QRAFT: QLoRA Retrieval-Augmented Fine-Tuning for Causal Span Extraction in Financial Documents
The 7th Financial Narrative Processing Workshop
Abstract
Understanding why financial outcomes occur is as important as knowing what they are. Annual reports and regulatory filings are rich with causal reasoning, yet extracting that reasoning automatically remains a difficult problem — one that sits at the intersection of domain expertise, linguistic nuance, and machine comprehension. In this paper, we describe our participation in the English subtask of the Financial Document Causality Detection shared task, FinCausal 2026, where systems are asked to identify verbatim causal spans from financial paragraphs in response to abstractive causal questions. Our approach is grounded in the intuition that a small, well-adapted model with the right inductive biases can outperform a larger but unfocused one. We fine-tune Qwen2.5-4B-Instruct on 2,000 domain-annotated instances using QLoRA, a parameter-efficient technique that enables meaningful adaptation under modest computational resources. Before training, we reformat all instances into the Qwen ChatML instruction template to align the model’s generation behaviour with the verbatim extraction requirement of the task.
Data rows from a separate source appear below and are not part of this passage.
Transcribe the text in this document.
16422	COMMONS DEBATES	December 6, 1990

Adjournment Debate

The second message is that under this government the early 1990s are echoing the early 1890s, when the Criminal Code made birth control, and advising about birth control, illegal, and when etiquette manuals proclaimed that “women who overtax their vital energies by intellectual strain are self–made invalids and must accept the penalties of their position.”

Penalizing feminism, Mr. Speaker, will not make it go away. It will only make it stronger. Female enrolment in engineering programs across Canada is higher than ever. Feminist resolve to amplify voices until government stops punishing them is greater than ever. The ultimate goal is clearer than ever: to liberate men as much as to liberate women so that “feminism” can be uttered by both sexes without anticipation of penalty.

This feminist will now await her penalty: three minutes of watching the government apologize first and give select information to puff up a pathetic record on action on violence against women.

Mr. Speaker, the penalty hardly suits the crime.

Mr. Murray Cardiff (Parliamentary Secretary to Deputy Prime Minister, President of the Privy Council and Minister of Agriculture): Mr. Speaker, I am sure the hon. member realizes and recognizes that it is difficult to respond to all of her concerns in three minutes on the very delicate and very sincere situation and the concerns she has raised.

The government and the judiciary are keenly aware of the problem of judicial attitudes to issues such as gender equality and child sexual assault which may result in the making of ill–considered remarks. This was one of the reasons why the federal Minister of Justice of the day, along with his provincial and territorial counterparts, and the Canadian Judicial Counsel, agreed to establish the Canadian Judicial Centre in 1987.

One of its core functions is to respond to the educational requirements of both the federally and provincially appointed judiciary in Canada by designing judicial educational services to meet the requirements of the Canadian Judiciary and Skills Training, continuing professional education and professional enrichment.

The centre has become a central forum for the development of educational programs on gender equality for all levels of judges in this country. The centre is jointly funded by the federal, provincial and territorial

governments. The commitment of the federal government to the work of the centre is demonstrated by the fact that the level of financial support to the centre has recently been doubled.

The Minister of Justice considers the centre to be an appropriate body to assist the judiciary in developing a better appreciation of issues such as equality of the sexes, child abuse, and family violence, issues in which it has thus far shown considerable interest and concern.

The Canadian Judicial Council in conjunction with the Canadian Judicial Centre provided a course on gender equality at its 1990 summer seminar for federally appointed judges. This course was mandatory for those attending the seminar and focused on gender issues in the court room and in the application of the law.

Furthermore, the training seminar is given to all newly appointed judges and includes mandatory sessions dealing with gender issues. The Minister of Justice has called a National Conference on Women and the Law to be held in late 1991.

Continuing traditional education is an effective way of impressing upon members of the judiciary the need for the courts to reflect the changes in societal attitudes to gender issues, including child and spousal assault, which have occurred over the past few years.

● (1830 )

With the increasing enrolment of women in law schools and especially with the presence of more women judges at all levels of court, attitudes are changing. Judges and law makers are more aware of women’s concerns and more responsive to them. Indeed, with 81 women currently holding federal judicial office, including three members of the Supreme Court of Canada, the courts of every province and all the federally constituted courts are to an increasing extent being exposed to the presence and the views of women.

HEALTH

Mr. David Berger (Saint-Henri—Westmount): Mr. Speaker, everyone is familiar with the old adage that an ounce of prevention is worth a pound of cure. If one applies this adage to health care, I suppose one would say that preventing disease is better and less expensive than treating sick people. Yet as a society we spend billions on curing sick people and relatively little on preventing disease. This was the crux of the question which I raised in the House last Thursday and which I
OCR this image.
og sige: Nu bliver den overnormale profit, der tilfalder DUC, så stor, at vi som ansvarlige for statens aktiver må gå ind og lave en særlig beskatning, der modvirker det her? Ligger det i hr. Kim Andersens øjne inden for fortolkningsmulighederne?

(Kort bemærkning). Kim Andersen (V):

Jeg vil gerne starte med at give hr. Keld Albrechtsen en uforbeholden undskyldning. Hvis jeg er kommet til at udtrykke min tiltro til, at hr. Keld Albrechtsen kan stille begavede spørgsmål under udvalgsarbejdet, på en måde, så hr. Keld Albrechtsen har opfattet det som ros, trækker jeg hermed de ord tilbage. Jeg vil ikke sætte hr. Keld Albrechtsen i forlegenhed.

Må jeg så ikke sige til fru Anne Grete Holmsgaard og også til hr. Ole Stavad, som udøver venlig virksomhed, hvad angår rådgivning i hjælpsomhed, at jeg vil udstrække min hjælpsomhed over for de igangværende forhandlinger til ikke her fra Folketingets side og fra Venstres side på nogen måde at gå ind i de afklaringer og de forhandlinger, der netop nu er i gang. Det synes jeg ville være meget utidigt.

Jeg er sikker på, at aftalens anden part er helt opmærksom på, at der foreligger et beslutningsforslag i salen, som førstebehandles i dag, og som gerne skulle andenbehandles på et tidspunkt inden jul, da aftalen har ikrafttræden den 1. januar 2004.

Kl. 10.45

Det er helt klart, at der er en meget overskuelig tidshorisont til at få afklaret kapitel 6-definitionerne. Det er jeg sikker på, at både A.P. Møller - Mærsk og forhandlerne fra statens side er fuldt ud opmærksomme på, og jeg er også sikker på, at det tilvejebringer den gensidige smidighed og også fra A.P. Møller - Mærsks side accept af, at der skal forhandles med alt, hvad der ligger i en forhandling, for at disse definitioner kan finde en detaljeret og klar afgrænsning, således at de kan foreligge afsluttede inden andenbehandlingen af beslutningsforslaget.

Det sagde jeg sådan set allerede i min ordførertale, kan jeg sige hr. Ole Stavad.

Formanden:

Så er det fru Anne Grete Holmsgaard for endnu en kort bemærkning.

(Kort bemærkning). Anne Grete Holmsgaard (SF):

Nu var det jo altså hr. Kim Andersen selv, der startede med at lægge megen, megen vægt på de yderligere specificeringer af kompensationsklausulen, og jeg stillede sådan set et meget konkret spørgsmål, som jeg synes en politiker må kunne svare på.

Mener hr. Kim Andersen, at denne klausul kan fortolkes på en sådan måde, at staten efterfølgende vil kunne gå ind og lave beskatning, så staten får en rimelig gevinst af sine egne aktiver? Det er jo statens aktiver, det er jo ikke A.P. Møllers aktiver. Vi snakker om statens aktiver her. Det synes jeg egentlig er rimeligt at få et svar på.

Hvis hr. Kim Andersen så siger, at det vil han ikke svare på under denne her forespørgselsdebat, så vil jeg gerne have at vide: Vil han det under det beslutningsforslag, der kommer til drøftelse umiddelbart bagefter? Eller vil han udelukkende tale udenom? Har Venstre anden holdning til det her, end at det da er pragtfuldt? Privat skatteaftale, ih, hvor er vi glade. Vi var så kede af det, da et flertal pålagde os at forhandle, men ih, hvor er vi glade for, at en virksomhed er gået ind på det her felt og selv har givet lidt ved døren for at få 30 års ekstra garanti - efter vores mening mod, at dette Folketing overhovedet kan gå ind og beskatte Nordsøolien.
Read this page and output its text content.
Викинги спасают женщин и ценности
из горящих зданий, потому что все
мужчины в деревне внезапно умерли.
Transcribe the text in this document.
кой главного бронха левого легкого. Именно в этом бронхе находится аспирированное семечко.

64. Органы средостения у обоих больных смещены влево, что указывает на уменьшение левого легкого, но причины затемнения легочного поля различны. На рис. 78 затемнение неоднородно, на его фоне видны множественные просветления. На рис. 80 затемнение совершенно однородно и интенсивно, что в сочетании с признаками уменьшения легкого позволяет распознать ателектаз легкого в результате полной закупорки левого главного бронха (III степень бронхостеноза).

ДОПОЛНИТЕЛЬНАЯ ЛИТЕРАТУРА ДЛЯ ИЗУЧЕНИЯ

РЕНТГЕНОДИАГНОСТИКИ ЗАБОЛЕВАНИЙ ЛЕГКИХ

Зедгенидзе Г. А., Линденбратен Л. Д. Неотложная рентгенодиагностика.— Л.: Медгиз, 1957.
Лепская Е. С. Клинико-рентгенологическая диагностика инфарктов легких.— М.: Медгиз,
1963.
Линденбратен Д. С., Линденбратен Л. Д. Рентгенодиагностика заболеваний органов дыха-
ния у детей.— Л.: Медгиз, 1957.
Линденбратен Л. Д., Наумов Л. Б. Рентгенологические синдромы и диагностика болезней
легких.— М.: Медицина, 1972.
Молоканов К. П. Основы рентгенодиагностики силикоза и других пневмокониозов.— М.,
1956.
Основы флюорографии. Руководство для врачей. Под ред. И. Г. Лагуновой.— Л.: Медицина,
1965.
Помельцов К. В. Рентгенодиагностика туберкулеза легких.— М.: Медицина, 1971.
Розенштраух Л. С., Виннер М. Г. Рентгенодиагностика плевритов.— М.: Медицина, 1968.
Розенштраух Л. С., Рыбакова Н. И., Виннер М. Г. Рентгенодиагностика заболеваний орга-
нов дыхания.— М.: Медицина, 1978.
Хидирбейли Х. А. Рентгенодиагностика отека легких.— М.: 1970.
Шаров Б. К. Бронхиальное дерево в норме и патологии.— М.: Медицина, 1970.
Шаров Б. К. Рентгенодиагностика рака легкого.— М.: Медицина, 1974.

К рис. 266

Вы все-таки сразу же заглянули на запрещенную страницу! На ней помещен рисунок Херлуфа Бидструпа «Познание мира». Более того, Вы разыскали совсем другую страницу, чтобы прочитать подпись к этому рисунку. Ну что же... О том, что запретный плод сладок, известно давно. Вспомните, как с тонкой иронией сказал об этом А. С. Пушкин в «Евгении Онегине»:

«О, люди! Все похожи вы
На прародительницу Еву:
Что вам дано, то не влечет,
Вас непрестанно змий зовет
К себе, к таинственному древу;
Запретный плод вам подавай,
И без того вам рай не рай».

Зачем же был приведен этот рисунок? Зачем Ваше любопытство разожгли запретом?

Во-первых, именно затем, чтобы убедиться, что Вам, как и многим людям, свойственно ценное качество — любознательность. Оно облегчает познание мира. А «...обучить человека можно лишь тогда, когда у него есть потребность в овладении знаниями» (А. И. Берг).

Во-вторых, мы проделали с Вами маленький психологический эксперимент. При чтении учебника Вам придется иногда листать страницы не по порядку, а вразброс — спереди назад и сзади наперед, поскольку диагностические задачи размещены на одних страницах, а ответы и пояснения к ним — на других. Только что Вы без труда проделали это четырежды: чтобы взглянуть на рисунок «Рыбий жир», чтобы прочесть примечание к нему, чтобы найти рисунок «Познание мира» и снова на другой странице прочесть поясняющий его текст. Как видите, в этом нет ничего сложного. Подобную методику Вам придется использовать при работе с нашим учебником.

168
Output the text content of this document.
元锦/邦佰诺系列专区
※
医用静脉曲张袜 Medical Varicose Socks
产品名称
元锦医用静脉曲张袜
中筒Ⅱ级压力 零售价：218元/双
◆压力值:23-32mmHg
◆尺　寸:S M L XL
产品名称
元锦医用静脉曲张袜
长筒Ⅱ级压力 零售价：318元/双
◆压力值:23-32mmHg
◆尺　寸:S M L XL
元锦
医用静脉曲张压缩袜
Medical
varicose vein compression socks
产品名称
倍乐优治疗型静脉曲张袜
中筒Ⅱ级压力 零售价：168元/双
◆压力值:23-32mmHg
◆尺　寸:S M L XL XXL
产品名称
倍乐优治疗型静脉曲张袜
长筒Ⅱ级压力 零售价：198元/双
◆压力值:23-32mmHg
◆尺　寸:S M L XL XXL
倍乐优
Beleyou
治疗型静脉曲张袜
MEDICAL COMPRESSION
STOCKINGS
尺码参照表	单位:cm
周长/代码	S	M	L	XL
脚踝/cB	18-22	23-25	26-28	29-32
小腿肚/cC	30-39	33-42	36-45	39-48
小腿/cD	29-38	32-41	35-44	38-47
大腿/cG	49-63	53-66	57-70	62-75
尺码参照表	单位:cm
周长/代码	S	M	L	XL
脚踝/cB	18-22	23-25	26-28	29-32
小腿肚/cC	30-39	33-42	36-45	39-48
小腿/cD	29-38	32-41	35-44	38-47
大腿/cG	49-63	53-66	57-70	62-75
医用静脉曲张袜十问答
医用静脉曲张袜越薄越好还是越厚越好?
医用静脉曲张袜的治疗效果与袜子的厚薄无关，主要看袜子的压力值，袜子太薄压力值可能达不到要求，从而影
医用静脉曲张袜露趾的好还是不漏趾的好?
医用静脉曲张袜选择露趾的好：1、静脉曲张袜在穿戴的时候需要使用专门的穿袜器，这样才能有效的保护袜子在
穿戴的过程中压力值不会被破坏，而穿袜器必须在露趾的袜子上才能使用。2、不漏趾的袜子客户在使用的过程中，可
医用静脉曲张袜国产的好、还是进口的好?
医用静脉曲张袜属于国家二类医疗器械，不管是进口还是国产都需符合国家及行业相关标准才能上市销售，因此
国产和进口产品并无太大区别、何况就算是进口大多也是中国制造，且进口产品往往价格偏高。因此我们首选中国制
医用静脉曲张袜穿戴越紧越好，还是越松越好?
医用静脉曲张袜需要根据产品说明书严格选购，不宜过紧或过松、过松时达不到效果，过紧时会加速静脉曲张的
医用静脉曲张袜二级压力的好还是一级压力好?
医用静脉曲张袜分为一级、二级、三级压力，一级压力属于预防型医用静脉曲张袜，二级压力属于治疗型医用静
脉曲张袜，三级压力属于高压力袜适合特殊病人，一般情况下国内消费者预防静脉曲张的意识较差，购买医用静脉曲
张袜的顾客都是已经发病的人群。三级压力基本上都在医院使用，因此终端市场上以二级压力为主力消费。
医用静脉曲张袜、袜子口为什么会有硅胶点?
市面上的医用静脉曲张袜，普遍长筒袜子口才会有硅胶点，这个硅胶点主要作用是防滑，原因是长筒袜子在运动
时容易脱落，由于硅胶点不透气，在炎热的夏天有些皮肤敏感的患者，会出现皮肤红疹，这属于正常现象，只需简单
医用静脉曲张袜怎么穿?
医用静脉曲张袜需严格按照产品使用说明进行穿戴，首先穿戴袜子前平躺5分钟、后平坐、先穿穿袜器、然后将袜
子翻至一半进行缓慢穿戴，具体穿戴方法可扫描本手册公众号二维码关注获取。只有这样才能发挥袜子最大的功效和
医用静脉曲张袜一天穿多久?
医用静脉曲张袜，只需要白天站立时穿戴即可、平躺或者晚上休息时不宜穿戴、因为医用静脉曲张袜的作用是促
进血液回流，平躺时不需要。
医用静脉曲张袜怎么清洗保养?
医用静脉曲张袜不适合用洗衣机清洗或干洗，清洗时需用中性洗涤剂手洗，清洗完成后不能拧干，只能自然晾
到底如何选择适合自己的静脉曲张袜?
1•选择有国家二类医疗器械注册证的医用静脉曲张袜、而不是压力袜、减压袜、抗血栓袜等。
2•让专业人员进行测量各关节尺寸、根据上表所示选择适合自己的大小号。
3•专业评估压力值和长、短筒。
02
At inference time, we further guide the model by retrieving the most causally relevant sentence from the context using TF-IDF cosine similarity, providing an explicit local signal before generation. Outputs are produced via greedy decoding to ensure deterministic, source-grounded predictions. Under the official LLM-as-a-judge evaluation framework — which scores responses on a 1–5 adequacy scale based on semantic correctness rather than lexical overlap — our system achieves a score of 4.76 out of 5, placing 4th out of nine teams on the English leaderboard. Our results suggest that combining instruction-tuned fine-tuning with lightweight retrieval is a practical and effective strategy for causal reasoning in specialised financial text.